Samsung released its 850 EVO series of solid state drives six months ago, but at the time limited the range to 2.5″ SSDs. The South Korean company has now also released its mSATA and M.2 variants of the drives. released, both with sata interface. We took care of the small SSDs to find out the differences with the 2.5″ version.
Which drive should you choose if you have the choice for your desktop with M.2 slot? Do you keep your 2.5″ mass storage drive in your laptop and build in an mSATA or M.2 SSD for your operating system? Does it really matter what type of drive you choose, or is it just the price and does capacity matter?In addition to the three variants of the 850 EVO drive, we also include one of the most popular drives, the MX100 in 256GB capacity, in the comparison.

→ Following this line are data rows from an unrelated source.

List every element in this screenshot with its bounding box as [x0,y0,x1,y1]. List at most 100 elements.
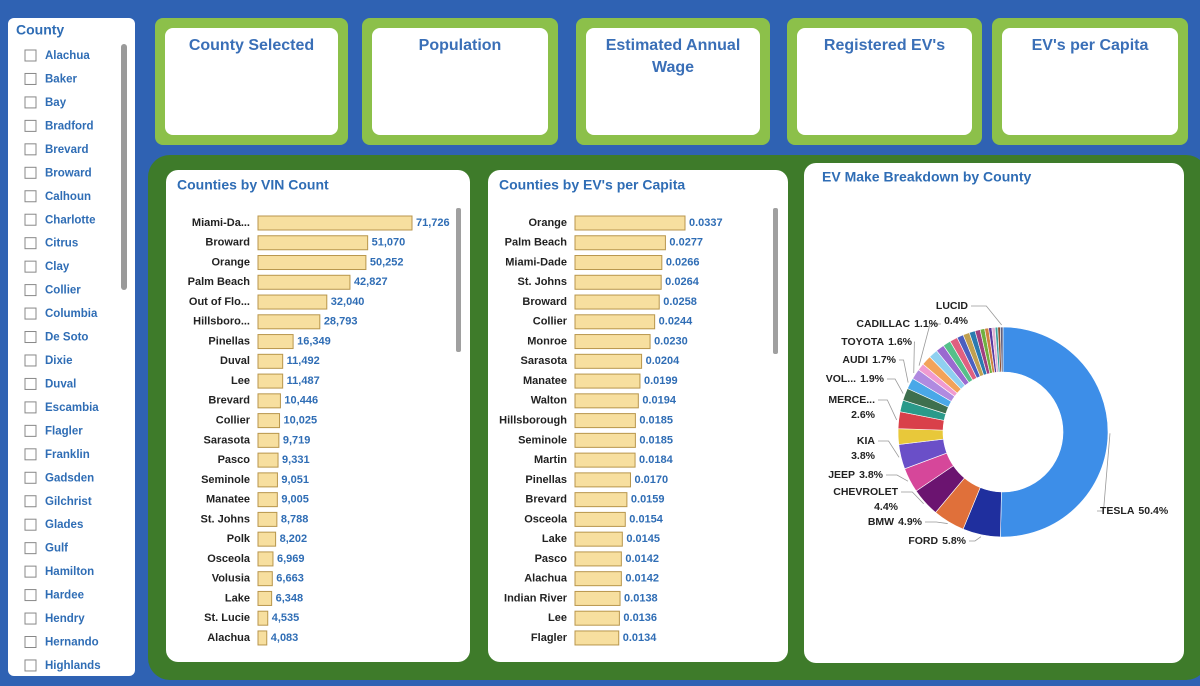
bar[interactable] [574,235,666,251]
slicer-item[interactable]: Highlands [45,660,101,672]
bar[interactable] [574,334,651,350]
slicer-item[interactable]: Calhoun [45,191,91,203]
slicer-item[interactable]: Brevard [45,144,88,156]
donut-slice[interactable] [1000,326,1109,538]
checkbox[interactable] [24,471,37,484]
bar[interactable] [257,590,273,606]
bar[interactable] [257,294,328,310]
bar[interactable] [257,413,281,429]
checkbox[interactable] [24,424,37,437]
slicer-item[interactable]: Columbia [45,308,98,320]
slicer-item[interactable]: Gadsden [45,472,94,484]
checkbox[interactable] [24,213,37,226]
bar[interactable] [257,215,413,231]
bar[interactable] [257,393,281,409]
slicer-item[interactable]: Hernando [45,637,99,649]
bar[interactable] [574,531,623,547]
slicer-item[interactable]: Duval [45,378,76,390]
bar[interactable] [574,215,686,231]
slicer-item[interactable]: Hamilton [45,566,94,578]
checkbox[interactable] [24,495,37,508]
checkbox[interactable] [24,96,37,109]
slicer-item[interactable]: Hardee [45,590,84,602]
slicer-item[interactable]: Bay [45,97,67,109]
slicer-item[interactable]: Clay [45,261,70,273]
bar[interactable] [257,353,284,369]
slicer-item[interactable]: Charlotte [45,214,95,226]
slicer-item[interactable]: Collier [45,285,81,297]
bar[interactable] [574,630,620,646]
bar[interactable] [257,255,367,271]
checkbox[interactable] [24,659,37,672]
bar[interactable] [574,294,660,310]
bar[interactable] [574,393,639,409]
checkbox[interactable] [24,636,37,648]
bar[interactable] [257,452,279,468]
checkbox[interactable] [24,284,37,297]
bar[interactable] [574,551,622,567]
bar[interactable] [257,630,268,646]
bar[interactable] [257,432,280,448]
checkbox[interactable] [24,542,37,555]
bar[interactable] [574,590,621,606]
checkbox[interactable] [24,49,37,62]
slicer-item[interactable]: Gulf [45,543,68,555]
slicer-item[interactable]: Baker [45,73,77,85]
checkbox[interactable] [24,143,37,156]
bar[interactable] [574,255,663,271]
checkbox[interactable] [24,190,37,203]
slicer-item[interactable]: Bradford [45,120,94,132]
checkbox[interactable] [24,307,37,320]
bar[interactable] [257,334,294,350]
slicer-item[interactable]: Dixie [45,355,73,367]
checkbox[interactable] [24,72,37,85]
slicer-item[interactable]: Broward [45,167,92,179]
bar[interactable] [257,274,351,290]
scrollbar[interactable] [773,208,778,354]
bar[interactable] [257,610,269,626]
bar[interactable] [257,235,369,251]
checkbox[interactable] [24,331,37,344]
checkbox[interactable] [24,260,37,273]
bar[interactable] [257,314,321,330]
bar[interactable] [574,413,636,429]
checkbox[interactable] [24,448,37,461]
slicer-item[interactable]: Escambia [45,402,99,414]
slicer-item[interactable]: Hendry [45,613,85,625]
bar[interactable] [257,551,274,567]
bar[interactable] [574,511,626,527]
checkbox[interactable] [24,401,37,414]
slicer-item[interactable]: Citrus [45,238,78,250]
bar[interactable] [574,571,622,587]
slicer-item[interactable]: Gilchrist [45,496,92,508]
bar[interactable] [574,492,628,508]
checkbox[interactable] [24,354,37,367]
checkbox[interactable] [24,589,37,602]
checkbox[interactable] [24,612,37,625]
checkbox[interactable] [24,377,37,390]
bar[interactable] [574,373,641,389]
slicer-item[interactable]: Franklin [45,449,90,461]
slicer-item[interactable]: De Soto [45,332,88,344]
bar[interactable] [257,511,278,527]
bar[interactable] [257,373,284,389]
bar[interactable] [257,531,277,547]
bar[interactable] [574,472,631,488]
slicer-scrollbar[interactable] [121,44,127,290]
checkbox[interactable] [24,565,37,578]
slicer-item[interactable]: Flagler [45,425,83,437]
scrollbar[interactable] [456,208,461,352]
bar[interactable] [574,432,636,448]
checkbox[interactable] [24,518,37,531]
donut-slice[interactable] [1000,326,1004,373]
checkbox[interactable] [24,237,37,250]
bar[interactable] [574,314,656,330]
slicer-item[interactable]: Glades [45,519,83,531]
bar[interactable] [574,353,643,369]
bar[interactable] [574,610,620,626]
bar[interactable] [574,452,636,468]
slicer-item[interactable]: Alachua [45,50,90,62]
checkbox[interactable] [24,166,37,179]
bar[interactable] [574,274,662,290]
bar[interactable] [257,472,278,488]
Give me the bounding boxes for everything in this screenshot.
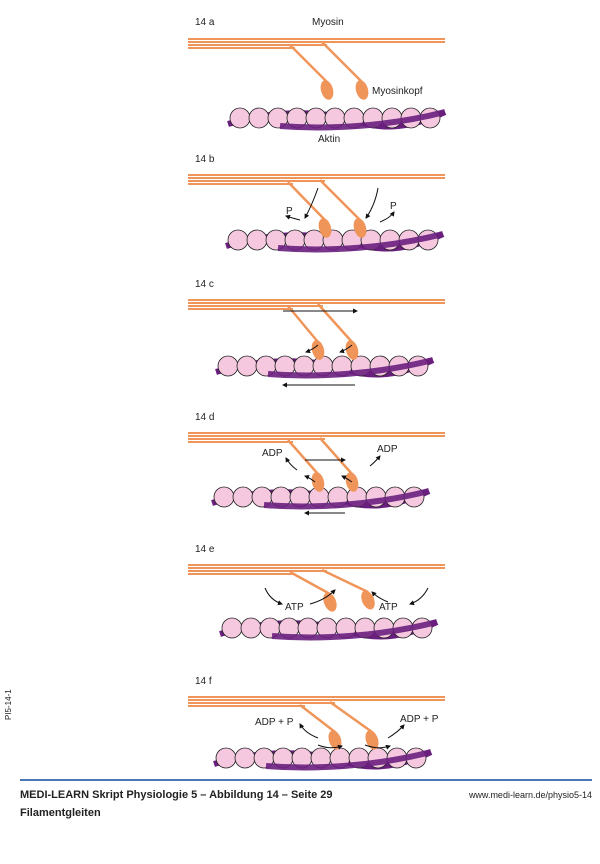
actin-strand: [263, 488, 430, 510]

Samsung was the first manufacturer to make so-called 3D memory available for consumer drives. Samsung calls this memory 3d-v-nand. There are no less than 32 layers of memory cells stacked on top of each other within a piece of silicon. Samsung therefore needs a smaller surface to achieve a memory density. As a result, a larger lithography process can be used, which would make the production of the chips cheaper. Moreover, it allows the company to switch to larger cells: from 19nm to 34nm. This reduces the chance of reading and writing errors. The MGX controller is used in all versions except the 1TB drives to control this type of memory: a slightly older MEX controller is used in the 1TB drives.
Performance: AS SSD
We start with a synthetic benchmark: AS-SSD. We test the sequential transfer speeds you see when copying a large file. The random read and write performance, the 4K performance with 64 threads, is also reflected in this graph. That performance gives an impression of the speed that your operating system achieves on the drives, where many small files are read and written
We don’t see any major differences in sequential reading, but the Crucial is slightly slower in writing. With the small 4K files, we see little difference when reading, but when writing, the smaller drives turn out to be a lot slower than the larger capacities. That’s because the controllers can write to fewer chips at a time.
Achievements: traces
With traces we play back recorded disk activity: we record and reproduce all disk activity, for example when installing programs or playing games. This allows us to measure the performance of the drives during installation, startup and normal use.
For the traces that include Windows startup, we see little difference between the size of the drives, only the 1TB version is a bit faster than the rest. We also see no major differences between the capacities or the interface in the Home & Office trace, which reflects normal use. The 1TB drive is a bit faster for games, while the MX100 from Crucial lags behind a bit. In the weighted average of all traces, contained in the Storage index, we see that the 1TB drive is somewhat faster than the rest. Again, this will be due to the greater parallelism with which the memory can be accessed.
Degradation
We ran the traces four times: the first time with only the trace data on the SSDs, the second time with half of the remaining free space written to it, and the third run with the drive almost full. For the fourth run, only the space needed for the traces is free.
run of the 850 EVO drives is always slower than the other runs. So there is hardly any degradation in the following runs, but if the drives are completely full, the 500GB capacities do have a drop in performance.
Conclusion
Unsurprisingly, all drives perform quite similarly at equal capacity. Whether it’s a 2.5″ drive, an mSATA drive or M.2 SSD, all variants simply have a SATA 600 interface. However, you can see that the larger drives generally perform better: from You get the most out of your SSD with 250GB. Other than due to a very limited budget, the 120GB version will not be very popular at all: the ‘sweet spot’ for SSD capacities has now firmly shifted to the 250GB capacities. variants are more attractive in terms of price, but you don’t have to choose them for the time being for performance. However, the price per gigabyte of the larger drives is slightly more attractive. That also applies to the 2.5″ drives: they are slightly cheaper than the more compact variants.